Through all this, I continued to hold the rather childish belief that, without putting forth any effort myself, my memory would somehow latch onto the important stuff for me, that that toddler was still in me, somewhere, taking it all in. In this, as in so many other things in this first phase of my life, I was terribly, terribly wrong. Already, at twenty-two, I have lost track of the number of lessons I’ve had to learn twice, the friendships I’ve neglected, the people I’ve let down (often in conjunction with myself), to say nothing of all those forgotten vistas and enlightening conversations, all because of the fatal assumption that remembering the important stuff is easy. It’s not. However powerful we all imagine our minds to be, we have all doubtless stumbled upon the sad truth that that power is finite. Human memory is far too limited to be automatic. It is the result of conscious choice; of decisions about what’s important; of trying, in the face of constant change, to create something lasting. These memories we choose to make are more than mental snapshots; they shape what we believe, how we act, the friends we keep, and the ones we leave behind. They are, more than anything else, what makes us us. If this sounds like a banal platitude, it is. One of the best things about days like today is that they remind us that banal platitudes become so because they bear repeating; because they’re important, and true.
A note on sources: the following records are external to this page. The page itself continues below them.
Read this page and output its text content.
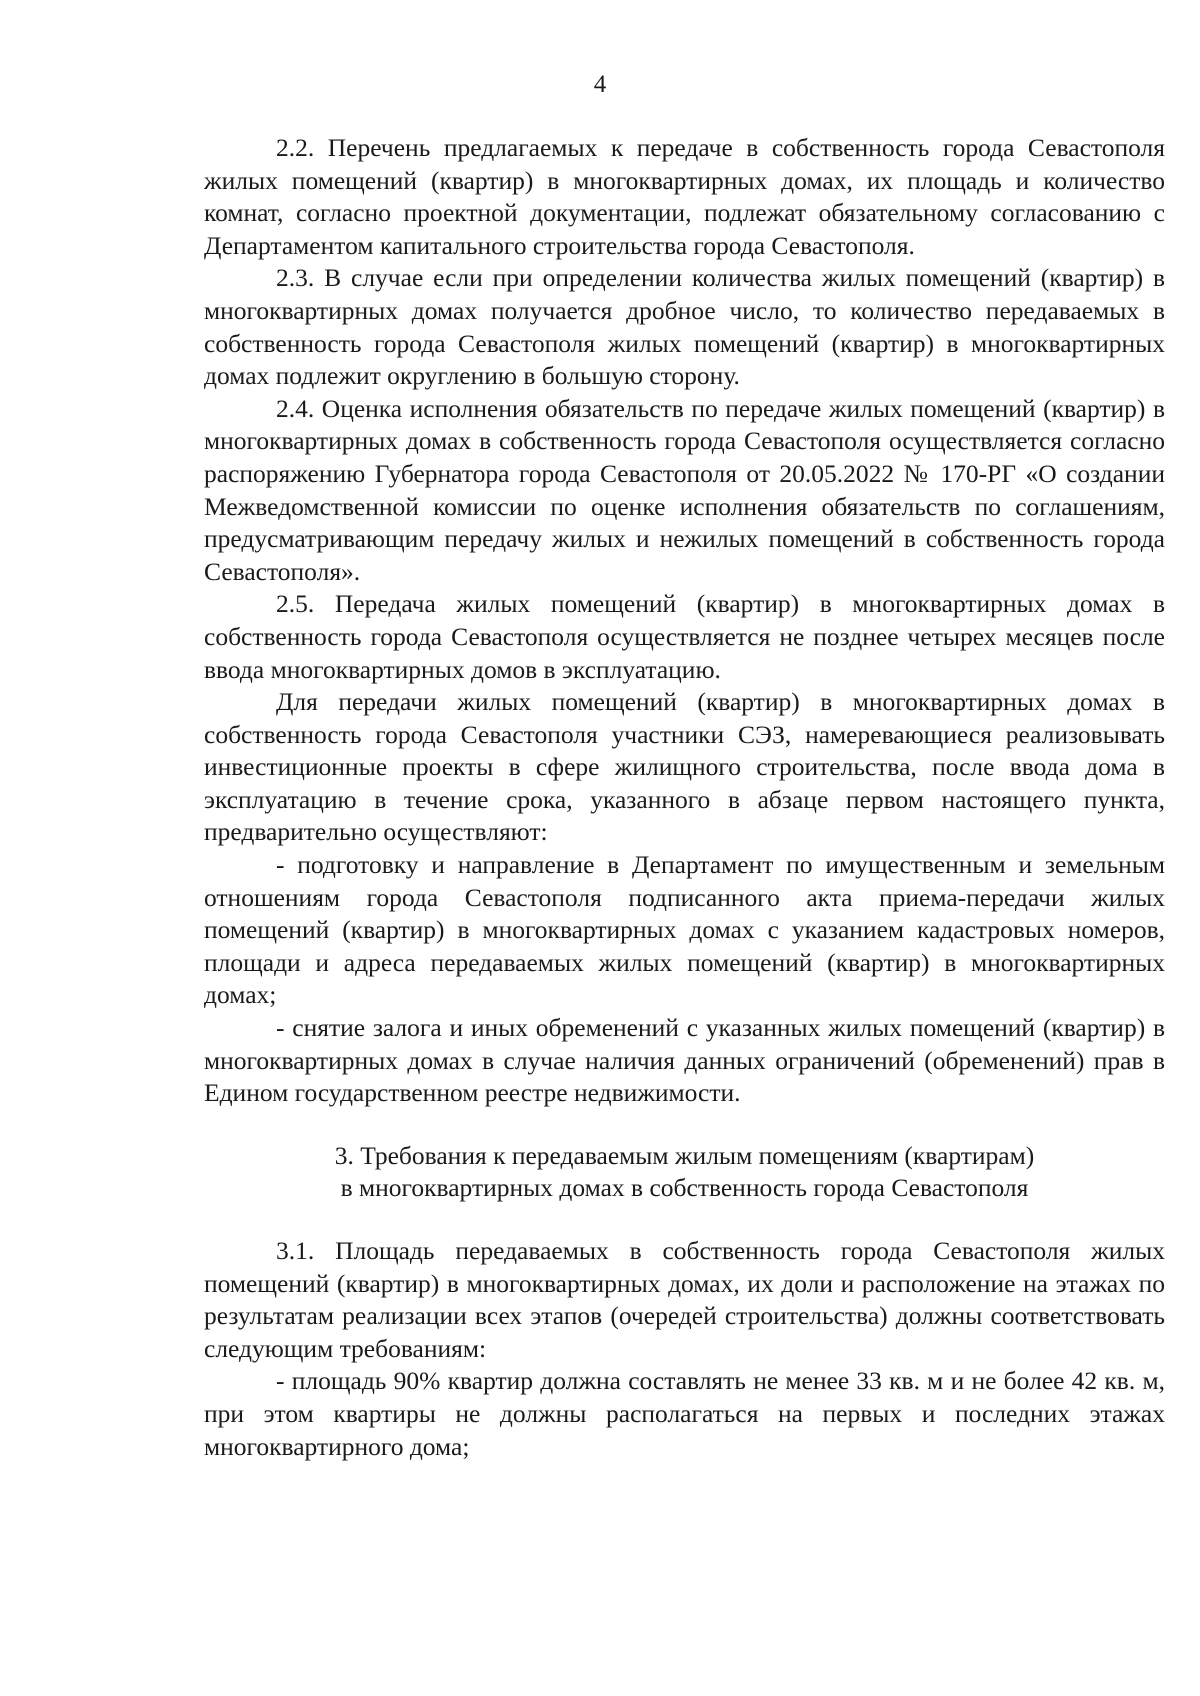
4

2.2. Перечень предлагаемых к передаче в собственность города Севастополя жилых помещений (квартир) в многоквартирных домах, их площадь и количество комнат, согласно проектной документации, подлежат обязательному согласованию с Департаментом капитального строительства города Севастополя.

2.3. В случае если при определении количества жилых помещений (квартир) в многоквартирных домах получается дробное число, то количество передаваемых в собственность города Севастополя жилых помещений (квартир) в многоквартирных домах подлежит округлению в большую сторону.

2.4. Оценка исполнения обязательств по передаче жилых помещений (квартир) в многоквартирных домах в собственность города Севастополя осуществляется согласно распоряжению Губернатора города Севастополя от 20.05.2022 № 170-РГ «О создании Межведомственной комиссии по оценке исполнения обязательств по соглашениям, предусматривающим передачу жилых и нежилых помещений в собственность города Севастополя».

2.5. Передача жилых помещений (квартир) в многоквартирных домах в собственность города Севастополя осуществляется не позднее четырех месяцев после ввода многоквартирных домов в эксплуатацию.

Для передачи жилых помещений (квартир) в многоквартирных домах в собственность города Севастополя участники СЭЗ, намеревающиеся реализовывать инвестиционные проекты в сфере жилищного строительства, после ввода дома в эксплуатацию в течение срока, указанного в абзаце первом настоящего пункта, предварительно осуществляют:

- подготовку и направление в Департамент по имущественным и земельным отношениям города Севастополя подписанного акта приема-передачи жилых помещений (квартир) в многоквартирных домах с указанием кадастровых номеров, площади и адреса передаваемых жилых помещений (квартир) в многоквартирных домах;

- снятие залога и иных обременений с указанных жилых помещений (квартир) в многоквартирных домах в случае наличия данных ограничений (обременений) прав в Едином государственном реестре недвижимости.

3. Требования к передаваемым жилым помещениям (квартирам)
в многоквартирных домах в собственность города Севастополя

3.1. Площадь передаваемых в собственность города Севастополя жилых помещений (квартир) в многоквартирных домах, их доли и расположение на этажах по результатам реализации всех этапов (очередей строительства) должны соответствовать следующим требованиям:

- площадь 90% квартир должна составлять не менее 33 кв. м и не более 42 кв. м, при этом квартиры не должны располагаться на первых и последних этажах многоквартирного дома;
The point I’m trying to make, here—and yes, I’m finally to the “Carleton” portion of my speech—is that today, our time here together ends. We won’t be seeing all that much of one another anymore. We won’t be walking past the library or the Bald Spot every day. We’ll move, find jobs, and raise families. The facts of our daily lives that have kept Carleton lodged in our consciousness for the past four years will become a thing of the past, and we will all have to choose what about this place is important to us; what about it we’re going to remember. We cannot take these choices lightly; we cannot afford to assume that, as the most formative and challenging years of many of our lives, these years can’t be forgotten, can’t be subsumed into the gray, indecipherable amalgam of our “past.” If we let them, they will.
And so, I guess, I’m up here to do my part. I will always remember the morning I first moved into Musser, my favorite professors, how I met the best friends I’ve ever had, and the times we spent together. I’ll remember the lakes, the view from Bell Hill, my first house. I will also remember waking up that first night in Musser to the blast of a train whistle and feeling incredibly, painfully alone. I’ll remember making mistakes I was sure would appall said favorite professors, and chase said best friends away. I’ll remember my first house, which, it turns out, was both a good and a bad memory, and also probably a mistake.
It’s not for me to say what any of you will remember, whether, like mine, your good memories will far outweigh the bad. Indeed, perhaps, it is not yet time for me to say what I will remember. We still have this day left to us, to be together, to take in what this place has to offer us, and to celebrate what we have offered to it. I have no doubt that all of us can do great things with our lives; perhaps that’s why I’ve devoted so few words to the subject. In any case, as we bask in the hard-earned glory of this day, as we look forward to the sundry unknown futures ahead of us, I hope we can all find time, before we leave each other forever, to stand in an old favorite place, take a deep breath, and remember.